Generating Simplified Interaction Bitstring and Similarity coefficient

It is also possible to calculate simplified interaction between ligand and protein. To do so set the output_mode value to simplified, and in order for this setting to work properly we also need to change the bitstring reference (simplified_ref) accordingly (see how to generate simplified bitstring reference).
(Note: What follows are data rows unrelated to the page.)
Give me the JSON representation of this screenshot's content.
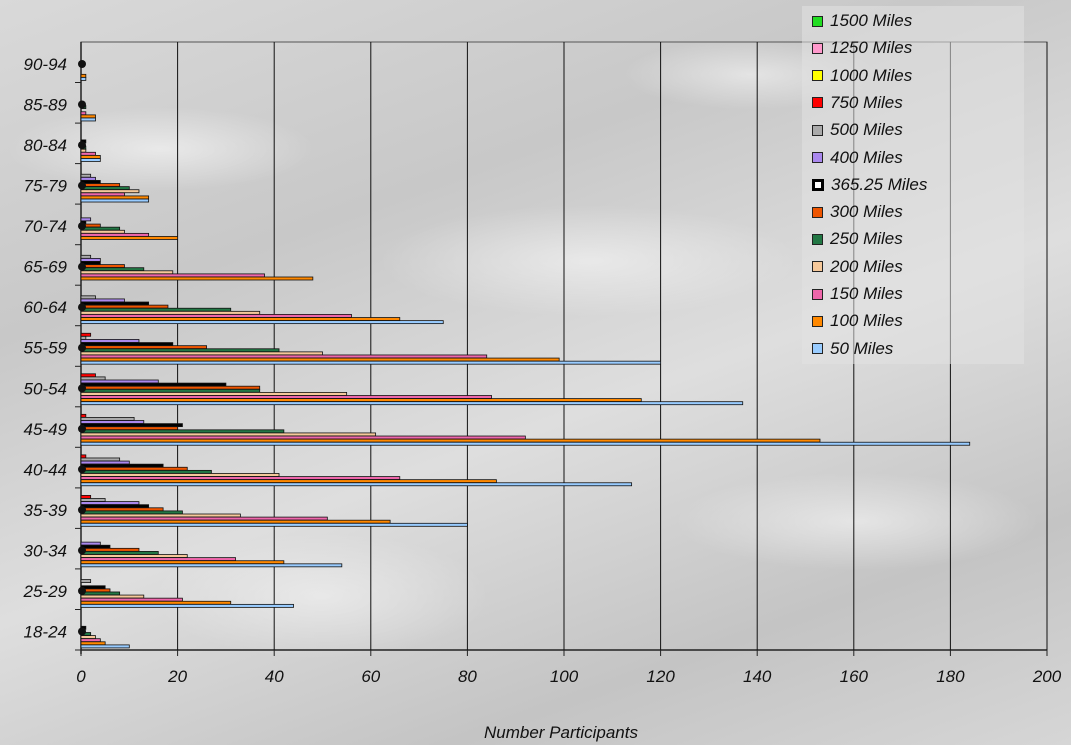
{
  "chart_data": {
    "type": "bar",
    "orientation": "horizontal",
    "xlabel": "Number Participants",
    "xlim": [
      0,
      200
    ],
    "xticks": [
      0,
      20,
      40,
      60,
      80,
      100,
      120,
      140,
      160,
      180,
      200
    ],
    "grid": "vertical",
    "legend_position": "top-right",
    "categories": [
      "18-24",
      "25-29",
      "30-34",
      "35-39",
      "40-44",
      "45-49",
      "50-54",
      "55-59",
      "60-64",
      "65-69",
      "70-74",
      "75-79",
      "80-84",
      "85-89",
      "90-94"
    ],
    "series": [
      {
        "name": "1500 Miles",
        "color": "#22dd22",
        "values": [
          0,
          0,
          0,
          0,
          0,
          0,
          0,
          0,
          0,
          0,
          0,
          0,
          0,
          0,
          0
        ]
      },
      {
        "name": "1250 Miles",
        "color": "#ff99cc",
        "values": [
          0,
          0,
          0,
          0,
          0,
          0,
          0,
          0,
          0,
          0,
          0,
          0,
          0,
          0,
          0
        ]
      },
      {
        "name": "1000 Miles",
        "color": "#ffff00",
        "values": [
          0,
          0,
          0,
          0,
          0,
          0,
          0,
          0,
          0,
          0,
          0,
          0,
          0,
          0,
          0
        ]
      },
      {
        "name": "750 Miles",
        "color": "#ff0000",
        "values": [
          0,
          0,
          0,
          2,
          1,
          1,
          3,
          2,
          0,
          0,
          0,
          0,
          0,
          0,
          0
        ]
      },
      {
        "name": "500 Miles",
        "color": "#aaaaaa",
        "values": [
          0,
          2,
          0,
          5,
          8,
          11,
          5,
          1,
          3,
          2,
          0,
          2,
          0,
          0,
          0
        ]
      },
      {
        "name": "400 Miles",
        "color": "#aa88ee",
        "values": [
          0,
          0,
          4,
          12,
          10,
          13,
          16,
          12,
          9,
          4,
          2,
          3,
          0,
          0,
          0
        ]
      },
      {
        "name": "365.25 Miles",
        "color": "#000000",
        "values": [
          1,
          5,
          6,
          14,
          17,
          21,
          30,
          19,
          14,
          4,
          1,
          4,
          1,
          0,
          0
        ]
      },
      {
        "name": "300 Miles",
        "color": "#ee5500",
        "values": [
          0,
          6,
          12,
          17,
          22,
          20,
          37,
          26,
          18,
          9,
          4,
          8,
          0,
          0,
          0
        ]
      },
      {
        "name": "250 Miles",
        "color": "#227744",
        "values": [
          2,
          8,
          16,
          21,
          27,
          42,
          37,
          41,
          31,
          13,
          8,
          10,
          1,
          1,
          0
        ]
      },
      {
        "name": "200 Miles",
        "color": "#f5c89a",
        "values": [
          3,
          13,
          22,
          33,
          41,
          61,
          55,
          50,
          37,
          19,
          9,
          12,
          1,
          0,
          0
        ]
      },
      {
        "name": "150 Miles",
        "color": "#ee66aa",
        "values": [
          4,
          21,
          32,
          51,
          66,
          92,
          85,
          84,
          56,
          38,
          14,
          9,
          3,
          1,
          0
        ]
      },
      {
        "name": "100 Miles",
        "color": "#ff8800",
        "values": [
          5,
          31,
          42,
          64,
          86,
          153,
          116,
          99,
          66,
          48,
          20,
          14,
          4,
          3,
          1
        ]
      },
      {
        "name": "50 Miles",
        "color": "#99ccff",
        "values": [
          10,
          44,
          54,
          80,
          114,
          184,
          137,
          120,
          75,
          0,
          0,
          14,
          4,
          3,
          1
        ]
      }
    ]
  }
}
Here is the content of configuration file example examples/06-na_config_simplified/config-plants-na-tc-mc.txt

docking_method    plants    # plants or vina
docking_conf      ../02-na_plants/plants-003.conf

similarity_coef   tanimoto mcconnaughey

output_mode simplified

simplified_ref  0010000000000100000100000110000000010000000000000110000011000000100  0111000000000100000101000110000010000000000111010010000011000000000  0111001000000100000101000110000010010000001000100111000001000000000

residue_name ARG116 GLU117 LEU132 LYS148 ASP149 ARG150 ARG154 TRP177 SER178 ILE221 ARG223 THR224 GLU226 ALA245 HIS273 GLU275 GLU276 ARG292 ASP294 GLY347 ARG374 TRP408 TYR409
residue_number 40 41 56 72 73 74 78 101 102 145 147 148 150 169 197 199 200 216 218 271 298 332 333

simplified_outfile plants_simplified_ifp.csv
sim_outfile plants_similarity.csv
logfile plants.log

Always remember that simplified_ref should be using the simplified bitstring from reference. Using bitstring reference of different length will cause an error and the program will stop.

Like before, run hippos with the following command:

hippos config-plants-na-tc-mc.txt

Just like before, 3 output file will be generated, but the fingerprint (plants_simplified_ifp.csv) and plants_similarity.csv will be different.

Generating Multiple Interaction Bitstring

Last but not least, multiple output_mode is also allowed in generation interaction bitstring but without calculation of similarity coefficient. Here is the content of the configuration file example examples/07-na_config_multiple/config-plants-na.txt

docking_method    plants    # plants or vina
docking_conf      ../02-na_plants/plants-003.conf

output_mode full full_nobb simplified

residue_name ARG116 GLU117 LEU132 LYS148 ASP149 ARG150 ARG154 TRP177 SER178 ILE221 ARG223 THR224 GLU226 ALA245 HIS273 GLU275 GLU276 ARG292 ASP294 GLY347 ARG374 TRP408 TYR409
residue_number 40 41 56 72 73 74 78 101 102 145 147 148 150 169 197 199 200 216 218 271 298 332 333

full_outfile plants_full.csv
full_nobb_outfile plants_nobb.csv
simplified_outfile plants_simplified_ifp.csv
logfile plants.log

Like before, run hippos with the following command:

hippos config-plants-na.txt

Now, four output file will be generated, three for three different output, and one for the log file.